Perhaps you are asking yourselves now what is the Buddhist attitude to attitudes to life? Well, what we are striving at throughout our life is to break that protective shell of ours that grows harder and absorbs more and more of the living tissue. This protective shell is; in fact, no other than our good old friend, the ego. Now you might ask, what is left after we have successfully smashed our protective shell? This is, indeed, a difficult question, for the answer can’t really be given in words—in concepts. We Buddhists say that we are not a permanent entity as the ego wants us to believe: We are but a series of moments of consciousness. Once our protective shell, made up by our vast ignorance and delusion, is broken, our true nature—which never was “ours“, but is part and parcel of the whole Universe—is realised. As I said before, the absolute can’t be explained in words,, nor understood by our intellect. But let me try to put it to you this way.
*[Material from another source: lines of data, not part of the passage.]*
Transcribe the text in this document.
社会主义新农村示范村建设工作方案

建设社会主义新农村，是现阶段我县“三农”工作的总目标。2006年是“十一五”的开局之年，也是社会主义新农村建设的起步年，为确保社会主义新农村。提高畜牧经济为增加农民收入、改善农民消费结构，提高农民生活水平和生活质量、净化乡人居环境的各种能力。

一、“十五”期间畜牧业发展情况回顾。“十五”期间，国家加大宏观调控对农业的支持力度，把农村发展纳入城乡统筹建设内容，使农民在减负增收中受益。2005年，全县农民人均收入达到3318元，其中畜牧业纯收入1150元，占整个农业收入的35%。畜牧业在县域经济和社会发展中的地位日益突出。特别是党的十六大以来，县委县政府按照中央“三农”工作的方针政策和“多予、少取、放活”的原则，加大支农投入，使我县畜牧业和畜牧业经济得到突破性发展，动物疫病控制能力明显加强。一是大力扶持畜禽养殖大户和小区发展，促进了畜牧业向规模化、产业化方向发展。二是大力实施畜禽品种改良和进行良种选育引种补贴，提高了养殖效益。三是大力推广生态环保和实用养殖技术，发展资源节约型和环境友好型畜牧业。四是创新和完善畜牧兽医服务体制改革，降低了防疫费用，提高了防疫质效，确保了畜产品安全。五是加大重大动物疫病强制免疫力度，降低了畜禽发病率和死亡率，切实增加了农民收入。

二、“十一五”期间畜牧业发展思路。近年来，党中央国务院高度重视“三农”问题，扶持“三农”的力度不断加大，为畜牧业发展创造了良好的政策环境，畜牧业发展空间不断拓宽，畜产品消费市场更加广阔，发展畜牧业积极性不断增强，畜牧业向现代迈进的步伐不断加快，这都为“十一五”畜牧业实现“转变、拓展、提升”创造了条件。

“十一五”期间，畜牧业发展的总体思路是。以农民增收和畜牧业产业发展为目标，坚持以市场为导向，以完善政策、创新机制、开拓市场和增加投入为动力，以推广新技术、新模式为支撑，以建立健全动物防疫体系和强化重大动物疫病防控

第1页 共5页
As long as we have the delusion of an ego, we will have all sorts of attitudes, convictions and views, which are all thought-created. In fact, instead of having a direct experience of life in the present, we live in a world of thoughts of either the past or the future. We live by our memories, speculations and fears.
We miss so much of life by reproducing it second-hand in our mind.
But once we have realised our true nature by breaking through our protective shell, we will live in the present moment. All our bare attention will be given to the act without the assumption of an ego outside the act. That moment will fill the whole of our action—the whole of our sense-impressions: the seeing, the hearing, the smelling, the touching, the tasting, the knowing.
As Buddha said to Bāhiya:
”In the seeing, Bāhiya—there is just the seeing.
In the hearing, Bāhiya—there is just the hearing.
In the knowing, Bāhiya—there is just the knowing.”